My 40th yoga session followed right behind a two-hour Oprah interview with 4 sexual predators and a book I was reading called “The Flying Boy” by John Lee.
As I began yoga and on the Standing Head to Knee pose, as I went to pick up my left leg, which is weak and unbendable the thought came to me, “my feminine side was crippled or broken” and tears began to flow.
It was like my body felt relieved that I could acknowledge this. I felt such compassion for the wounded feminine parts of me as I lovingly stood there on one leg holding my left/feminine side.
This alone would be a huge gift on day 40, but on we go.
I get to the Balancing Stick pose and as I raise my hands above my head and I begin to breathe, another profound thought comes in, “I am only responsible for love and trust,” and again tears come and a huge lightness to my shoulders. As I was breathing in I was feeling only being responsible for bringing trust and love to my relationship with my abuser, my father.
I am innocent of being responsible or guilty for the abuse.
I then proceed to hold the pose of Balancing Stick for all but the last one, for on that one, again I was eager to tell you about this, and lost the connection.
Those are two gifts this yoga gave me today, the realization that my feminine side is damaged, but with good reason, and that I am free of carrying the weight of guilt and shame or blame.

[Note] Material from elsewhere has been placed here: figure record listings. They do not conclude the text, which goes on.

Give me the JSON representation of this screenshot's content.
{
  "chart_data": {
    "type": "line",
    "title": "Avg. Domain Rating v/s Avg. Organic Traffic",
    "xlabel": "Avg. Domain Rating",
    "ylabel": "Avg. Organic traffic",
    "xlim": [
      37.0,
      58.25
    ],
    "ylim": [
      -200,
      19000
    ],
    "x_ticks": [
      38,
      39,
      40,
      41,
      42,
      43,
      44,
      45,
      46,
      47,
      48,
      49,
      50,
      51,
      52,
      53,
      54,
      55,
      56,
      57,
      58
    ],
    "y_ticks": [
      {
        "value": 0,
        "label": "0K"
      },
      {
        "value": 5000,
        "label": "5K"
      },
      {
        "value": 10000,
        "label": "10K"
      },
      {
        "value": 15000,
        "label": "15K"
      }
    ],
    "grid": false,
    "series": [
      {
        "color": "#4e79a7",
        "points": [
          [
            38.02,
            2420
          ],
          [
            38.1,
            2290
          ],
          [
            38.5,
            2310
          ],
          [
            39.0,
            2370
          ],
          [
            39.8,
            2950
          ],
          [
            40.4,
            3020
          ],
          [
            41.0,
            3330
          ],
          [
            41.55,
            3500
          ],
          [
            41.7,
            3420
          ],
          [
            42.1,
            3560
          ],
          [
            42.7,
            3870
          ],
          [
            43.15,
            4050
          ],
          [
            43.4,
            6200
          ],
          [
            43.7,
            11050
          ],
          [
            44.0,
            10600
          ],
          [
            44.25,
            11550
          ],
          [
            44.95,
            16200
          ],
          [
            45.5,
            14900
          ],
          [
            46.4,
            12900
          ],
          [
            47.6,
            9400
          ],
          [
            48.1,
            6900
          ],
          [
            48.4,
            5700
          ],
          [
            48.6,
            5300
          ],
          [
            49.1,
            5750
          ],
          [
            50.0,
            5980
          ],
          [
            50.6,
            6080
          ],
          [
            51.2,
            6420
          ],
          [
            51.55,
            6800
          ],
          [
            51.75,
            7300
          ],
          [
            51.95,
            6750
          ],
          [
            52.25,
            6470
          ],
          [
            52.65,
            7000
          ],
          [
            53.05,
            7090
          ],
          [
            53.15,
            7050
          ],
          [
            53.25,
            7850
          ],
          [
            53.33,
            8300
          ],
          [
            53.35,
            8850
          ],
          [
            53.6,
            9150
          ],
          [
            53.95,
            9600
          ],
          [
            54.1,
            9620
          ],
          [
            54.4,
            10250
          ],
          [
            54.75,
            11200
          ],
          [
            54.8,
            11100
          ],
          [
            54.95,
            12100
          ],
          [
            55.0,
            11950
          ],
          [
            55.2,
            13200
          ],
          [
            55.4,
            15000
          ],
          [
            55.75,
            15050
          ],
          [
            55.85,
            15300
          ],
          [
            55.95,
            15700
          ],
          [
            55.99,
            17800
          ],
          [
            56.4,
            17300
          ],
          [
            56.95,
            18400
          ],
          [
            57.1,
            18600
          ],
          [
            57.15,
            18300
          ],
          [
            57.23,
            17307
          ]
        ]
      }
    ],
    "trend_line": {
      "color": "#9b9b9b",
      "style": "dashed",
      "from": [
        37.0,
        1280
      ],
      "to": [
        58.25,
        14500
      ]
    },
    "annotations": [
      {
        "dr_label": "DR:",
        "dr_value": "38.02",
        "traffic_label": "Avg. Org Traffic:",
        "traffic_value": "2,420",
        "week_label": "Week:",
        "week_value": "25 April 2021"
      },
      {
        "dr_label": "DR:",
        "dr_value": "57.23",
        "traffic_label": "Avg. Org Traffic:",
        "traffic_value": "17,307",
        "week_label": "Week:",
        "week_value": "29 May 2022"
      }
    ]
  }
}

My shoulders literally felt lighter yet again.
As I went into the floor Separate Head to Knee, where my left hip usually screams, I told it, “it is okay I understand your hurt,” and I was able to do this without pain, not perfect, not farther, but with ease and more tears.
It is like I am recognizing the physical manifestations this body has held.
An overwhelming sadness came in knowing that I have lived so long without this side, this softness, this trusting openness, how hard and stiff it has left me, struggling to be stronger, tougher, when what I needed was to be more relaxed and soft.
Bikram is right, “you have no idea what yoga can do for you, Yoga makes you you.”
As one predator stated, “I killed the person she could have been.” And he is right. But they only win if we don’t bring her back! I intend to return to my full healthy loving trusting feminine self!